Ultrafast Polarization Switching via Laser-activated Ionic Migration in Ferroelectric CuInP$_2$S$_6$

TL;DR

This paper demonstrates that short laser pulses can induce ultrafast polarization switching in ferroelectric CuInP2S6 by triggering ionic migration, opening new avenues for ultrafast control of ferroelectric states.

Contribution

It reveals a novel optical pathway for ultrafast polarization switching via laser-activated ionic migration in CuInP2S6, a layered ferroelectric material.

Findings

Ultrafast polarization switching within hundreds of femtoseconds achieved.

Laser pulses alter transition barriers and promote ionic transport.

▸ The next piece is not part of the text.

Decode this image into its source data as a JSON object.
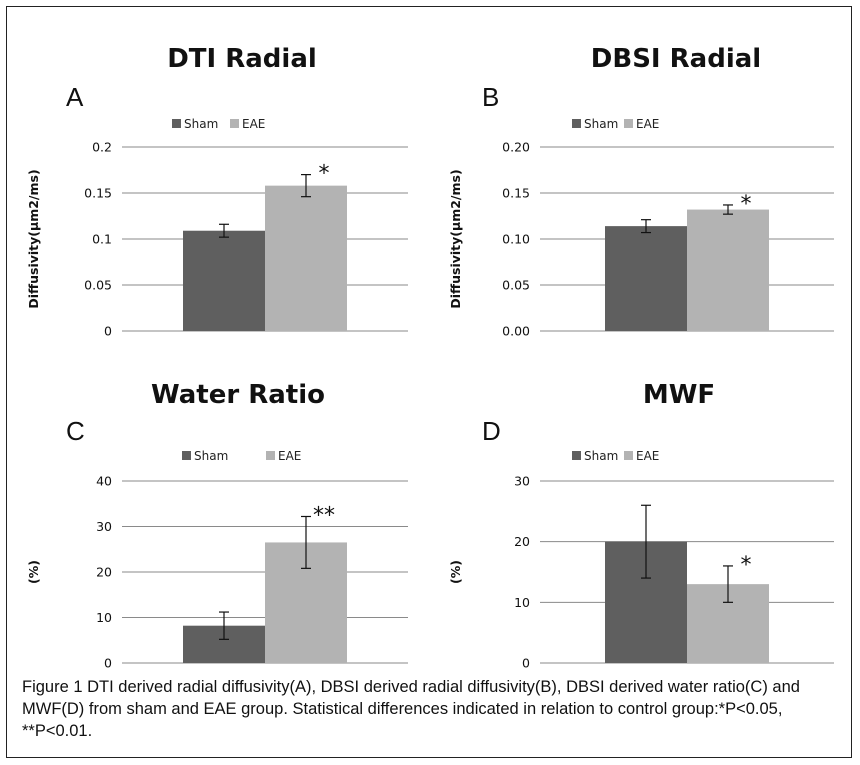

Photoexcitation triggers collective ionic migration and ferroelectricity reversal.

Abstract

As a layered ferroelectric material, CuInP2S6 has garnered significant attention for its robust ferroelectric state and potential applications in memory devices. In this work, we demonstrate that with short laser pulses ultrafast reversible polarization switching within hundreds of femtoseconds can be achieved in ferroelectric CuInP$_2$S$_6$. Specifically, photoexcitation triggers collective ionic migration and ferroelectricity reversal in CuInP$_2$S$_6$, revealing a novel pathway to access different ferroelectric phases through optical excitation. Our findings indicate that laser pulses substantially alter the transition barriers, promoting ionic transport facilitated by the photodoping effect. This laser-induced ionic migration proves critical for enabling polarization transitions, offering a novel pathway to explore and control exotic quantum phases. These insights open exciting possibilities for manipulating ferroelectric states and electronic properties on an unprecedented ultrafast timescale.